From 1930 onwards President Hindenburg used emergency powers to back Chancellors Heinrich Brüning, Franz von Papen and General Kurt von Schleicher. The Great Depression, exacerbated by Brüning's policy of deflation, led to a surge in unemployment. [6] In 1933, Hindenburg appointed Adolf Hitler as Chancellor with the Nazi Party being part of a coalition government. The Nazis held two out of the remaining ten cabinet seats. Von Papen as Vice Chancellor was intended to be the " éminence grise" who would keep Hitler under control, using his close personal connection to Hindenburg. Within months the Reichstag Fire Decree and the Enabling Act of 1933 had brought about a state of emergency: it wiped out constitutional governance and civil liberties. Hitler's seizure of power ( Machtergreifung) was permissive of government by decree without legislative participation. These events brought the republic to an end: as democracy collapsed, a single-party state founded the Nazi era.

Even so, German Foreign Office official Harry Graf Kessler had predicted as early as February 1919 that the Republic was doomed. "The paradox", he wrote, "by which a Social Democratic Government allows itself and the capitalist cash-boxes to be defended by royalist officers and unemployed on the dole is altogether too crazy." [7] His friend and socialist liberal German Democratic Party colleague Walther Rathenau was assassinated, just like Matthias Erzberger before him, by right-wing assassin squads Organisation Consul. Like the Nazis, the Consul was founded by the Freikorps. Ultimately, the Republic in Germany was destroyed by gangsterism, infighting, incompetence, political naivete, and international debt obligations.

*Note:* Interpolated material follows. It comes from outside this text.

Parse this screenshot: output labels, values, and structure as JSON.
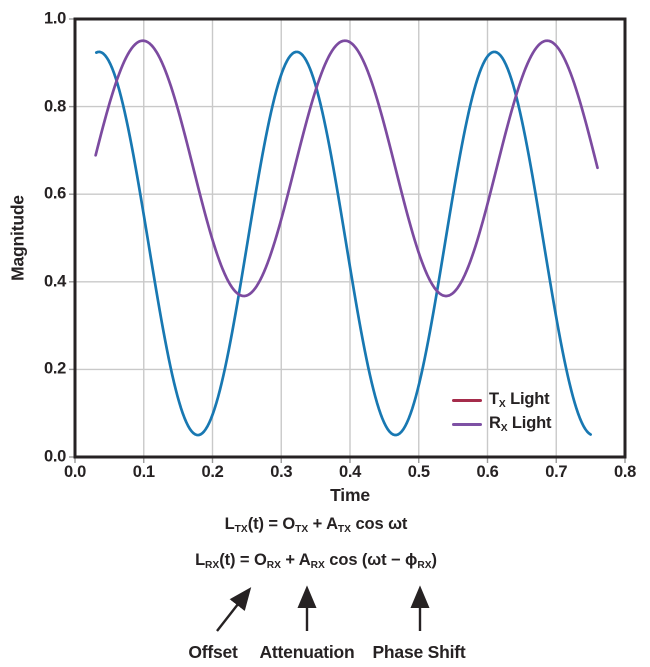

The Weimar Republic is so called because the assembly that adopted its constitution met at Weimar, Germany from 6 February 1919 to 11 August 1919, [8] but this name only became mainstream after 1933. Between 1919 and 1933 there was no single name for the new state that gained widespread acceptance, which is precisely why the old name "Deutsches Reich" continued in existence even though hardly anyone used it during the Weimar period. [9] To the right of the spectrum the politically engaged rejected the new democratic model and cringed to see the honour of the traditional word "Reich" associated with it. [10] The Catholic Centre party, Zentrum favoured the term "Deutscher Volksstaat" ("German People's State") while on the moderate left the Chancellor's SPD preferred "Deutsche Republik" ("German Republic"). [10] By 1925 "Deutsche Republik" was used by most Germans, but for the anti-democratic right the word "Republik" was, along with the relocation of the seat of power to Weimar, a painful reminder of a government structure that had been imposed by foreign statesmen, along with the expulsion of Kaiser Wilhelm in the wake of massive national humiliation. [10] The first recorded mention of the term "Republik von Weimar" ("Republic of Weimar") came during a speech delivered by Adolf Hitler at a National Socialist German Worker's Party rally in Munich on 24 February 1929; it was a few weeks later that the term "Weimar Republik" was first used (again by Hitler) in a newspaper article. [9] Only during the 1930s did the term become mainstream, both within and outside Germany.